Two notable deviations reinforce Parrish’s commitment to musical representations of Black joy and resilience. From its name on down, “HennyWeed BuckDance” is the set’s most populist party tune, dicing and looping bluesy electric guitar against vamping electric piano and chugging, bass-heavy drums; slinking along at 106 BPM, it is a groove by any other name and a worthy candidate for every history of soul. “This Is for You,” with vocals by co-writer Maurissa Rose, is something else entirely, one of those instantly classic anthems of simultaneous uplift and strength, melancholy and loss, aligning itself not with the actions of exceptionalists but with everyday heroic toil.

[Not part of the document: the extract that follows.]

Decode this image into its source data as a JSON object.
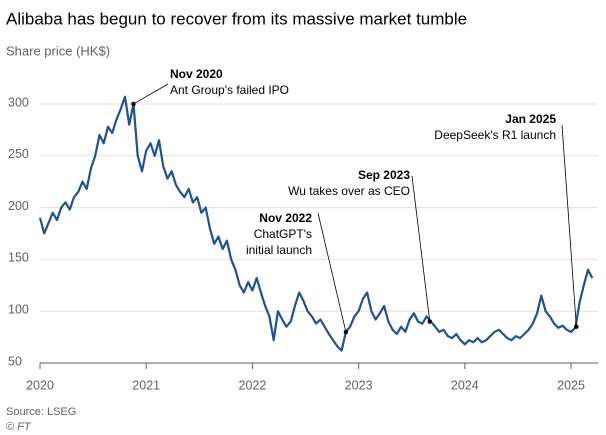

Its four-chord melody reinforces the repetition of daily struggle, the beat building and building, and Rose’s voice, at times pleading, at others full of graceful fortitude, balances all the ideas embedded inside a life.

A single originally released in 2019, “This Is for You” could have easily been a record created for the summer of 2020. But it only seems like Wuddaji was made with our immediate times in mind; Parrish’s vision of Black music exists on a much longer timeline. “I do feel that music coming from the diasporic community, it needs to carry weight,” he said in an interview last year. “Whether that weight is a reflection on the experience. Whether that’s weight in terms of it freeing you from what you have to deal with. Or weight that’s talking about direct lessons about how to survive this shit.” That weight was in the records that Frankie and Ronnie played, and it is here as well. I don’t think you can get any deeper.